Like many guys my age, it had been a good number of years since I had been to a gym. My weight had ballooned to an all-time high of 243 lbs, and the last thing I wanted to do was hoof it up Elm Street to this meeting with some guy I didn’t know to discuss a sport I had little clue about. My goal was to have a quick meeting and get to my favorite deli before they ran out of their meatball parm special. Well, long story short, before leaving the Brady Squash Center that day, Dave had given me a racquet, signed me up for a gym membership and his brother Mark had shown me a few basics of the game on the glass show court. Abhorring treadmills and bicycles, I figured why not give this a shot. I had played tennis when I was younger and had a brief fling with racquetball in my late twenties. How different could squash be, right?
Like many squash neophytes, the first few months were full of aches and pains, stops and starts, and many mornings of barely being able to get out of bed. (I actually considered buying my first pair of velcro-tie sneakers, but couldn’t find any with non-marking soles!) Halfway through my first year I’m fairly certain I set the U40 record for most braces and supports worn on a squash court at one time. I persevered, and within two years was playing five to six nights a week, twelve months a year. Squash had become a huge part of my life, and 45lbs lighter, the Brady Squash Center my second home.
Four years later, extremely confident that I now knew all there was to know about squash, I received a rude awakening when signing on to become the new Membership and Communications Manager for US Squash in New York City. Once again I was a novice, surrounded by co-workers who had grown up with the sport, and any squash knowledge I had paled in comparison to the wealth of experience they possessed.
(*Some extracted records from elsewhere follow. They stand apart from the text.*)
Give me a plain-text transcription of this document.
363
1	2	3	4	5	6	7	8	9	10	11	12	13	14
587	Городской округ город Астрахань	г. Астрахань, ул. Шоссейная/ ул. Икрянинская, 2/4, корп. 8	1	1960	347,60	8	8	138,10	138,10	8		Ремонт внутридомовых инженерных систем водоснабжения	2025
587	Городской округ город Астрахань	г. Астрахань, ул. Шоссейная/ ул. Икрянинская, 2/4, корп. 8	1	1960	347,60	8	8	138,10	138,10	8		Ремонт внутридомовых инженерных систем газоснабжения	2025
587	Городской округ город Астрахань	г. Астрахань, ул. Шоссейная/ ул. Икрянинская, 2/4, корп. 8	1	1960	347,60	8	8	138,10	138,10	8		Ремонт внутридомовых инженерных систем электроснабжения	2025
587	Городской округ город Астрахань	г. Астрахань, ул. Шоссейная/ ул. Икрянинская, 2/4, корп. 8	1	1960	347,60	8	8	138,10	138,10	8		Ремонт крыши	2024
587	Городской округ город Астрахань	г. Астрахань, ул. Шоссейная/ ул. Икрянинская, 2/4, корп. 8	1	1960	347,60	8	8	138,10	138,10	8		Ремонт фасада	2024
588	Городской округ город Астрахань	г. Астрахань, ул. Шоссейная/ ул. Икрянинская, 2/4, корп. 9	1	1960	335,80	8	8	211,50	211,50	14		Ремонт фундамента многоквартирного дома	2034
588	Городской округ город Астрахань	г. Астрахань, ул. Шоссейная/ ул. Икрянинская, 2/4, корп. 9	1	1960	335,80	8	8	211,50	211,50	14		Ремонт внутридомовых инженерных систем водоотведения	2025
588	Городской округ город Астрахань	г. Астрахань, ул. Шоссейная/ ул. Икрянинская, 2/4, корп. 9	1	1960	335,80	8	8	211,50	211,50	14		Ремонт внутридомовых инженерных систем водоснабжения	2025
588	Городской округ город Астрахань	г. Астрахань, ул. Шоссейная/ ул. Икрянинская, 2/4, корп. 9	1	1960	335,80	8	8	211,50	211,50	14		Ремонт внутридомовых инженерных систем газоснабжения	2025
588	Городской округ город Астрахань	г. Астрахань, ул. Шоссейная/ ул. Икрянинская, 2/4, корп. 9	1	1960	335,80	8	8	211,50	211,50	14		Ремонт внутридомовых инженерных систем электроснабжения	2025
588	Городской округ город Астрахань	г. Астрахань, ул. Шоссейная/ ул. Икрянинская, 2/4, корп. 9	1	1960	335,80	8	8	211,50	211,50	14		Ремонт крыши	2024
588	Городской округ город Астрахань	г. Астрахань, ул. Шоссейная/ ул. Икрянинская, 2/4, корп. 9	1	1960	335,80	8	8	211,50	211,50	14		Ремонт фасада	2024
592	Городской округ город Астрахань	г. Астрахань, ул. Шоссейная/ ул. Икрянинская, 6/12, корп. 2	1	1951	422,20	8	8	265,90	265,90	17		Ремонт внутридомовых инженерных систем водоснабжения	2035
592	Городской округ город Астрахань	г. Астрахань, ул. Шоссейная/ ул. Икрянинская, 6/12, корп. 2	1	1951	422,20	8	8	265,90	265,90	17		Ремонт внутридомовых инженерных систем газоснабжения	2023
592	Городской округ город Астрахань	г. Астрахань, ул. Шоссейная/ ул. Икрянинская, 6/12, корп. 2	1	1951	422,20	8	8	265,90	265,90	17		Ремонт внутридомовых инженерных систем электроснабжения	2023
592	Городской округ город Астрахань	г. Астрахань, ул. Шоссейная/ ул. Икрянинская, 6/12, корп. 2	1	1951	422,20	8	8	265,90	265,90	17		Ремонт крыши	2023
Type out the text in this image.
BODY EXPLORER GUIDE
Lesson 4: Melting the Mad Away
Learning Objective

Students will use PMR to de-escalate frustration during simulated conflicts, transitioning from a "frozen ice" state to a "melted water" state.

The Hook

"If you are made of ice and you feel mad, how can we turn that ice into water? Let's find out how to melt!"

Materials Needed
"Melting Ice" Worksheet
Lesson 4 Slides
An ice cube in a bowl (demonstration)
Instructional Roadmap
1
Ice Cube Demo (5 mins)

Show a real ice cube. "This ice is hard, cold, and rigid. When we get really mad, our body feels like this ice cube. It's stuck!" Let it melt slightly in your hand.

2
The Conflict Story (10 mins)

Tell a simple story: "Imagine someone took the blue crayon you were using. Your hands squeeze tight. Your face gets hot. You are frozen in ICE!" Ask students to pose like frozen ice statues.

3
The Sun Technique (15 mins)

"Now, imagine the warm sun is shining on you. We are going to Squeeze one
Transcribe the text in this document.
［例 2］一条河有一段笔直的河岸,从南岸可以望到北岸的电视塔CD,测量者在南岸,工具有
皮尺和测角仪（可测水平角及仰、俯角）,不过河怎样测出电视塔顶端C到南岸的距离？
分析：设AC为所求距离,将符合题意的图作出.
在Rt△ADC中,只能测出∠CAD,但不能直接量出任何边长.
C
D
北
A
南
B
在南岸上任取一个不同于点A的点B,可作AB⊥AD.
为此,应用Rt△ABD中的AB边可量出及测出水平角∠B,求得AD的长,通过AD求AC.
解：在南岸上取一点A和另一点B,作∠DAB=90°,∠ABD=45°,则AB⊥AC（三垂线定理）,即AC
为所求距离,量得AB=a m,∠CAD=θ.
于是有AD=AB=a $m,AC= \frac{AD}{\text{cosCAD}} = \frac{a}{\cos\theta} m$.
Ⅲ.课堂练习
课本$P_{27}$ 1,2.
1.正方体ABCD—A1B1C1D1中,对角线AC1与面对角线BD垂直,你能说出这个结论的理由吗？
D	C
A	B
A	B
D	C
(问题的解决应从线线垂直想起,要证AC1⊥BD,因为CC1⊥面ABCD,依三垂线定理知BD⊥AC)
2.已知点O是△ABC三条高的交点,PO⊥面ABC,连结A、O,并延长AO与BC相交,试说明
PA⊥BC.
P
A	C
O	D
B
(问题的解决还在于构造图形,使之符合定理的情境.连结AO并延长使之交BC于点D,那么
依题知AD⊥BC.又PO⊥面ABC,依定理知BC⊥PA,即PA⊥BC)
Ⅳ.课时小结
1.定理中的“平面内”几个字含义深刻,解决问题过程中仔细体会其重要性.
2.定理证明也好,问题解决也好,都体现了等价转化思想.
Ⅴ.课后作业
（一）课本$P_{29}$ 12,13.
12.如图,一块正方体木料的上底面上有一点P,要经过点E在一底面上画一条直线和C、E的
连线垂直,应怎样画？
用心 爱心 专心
In the past four months I’ve learned more about the game from them than I had in the previous six years.
This past Saturday evening, I once again found myself in the glass court at Yale where my squash life had begun, listening as some of the foremost authorities on the game discussed squash techniques, strategy and philosophies at the 2007 US Squash Coaching Conference. With the responsibility now on my shoulders to communicate the passion we at US Squash have for growing this great game, and why affirming that passion by becoming a US Squash member is so important, I looked around and realized I had something in common with all of these people. No matter what the level of coaching expertise or playing ability, we all shared a love for a sport that had changed our lives.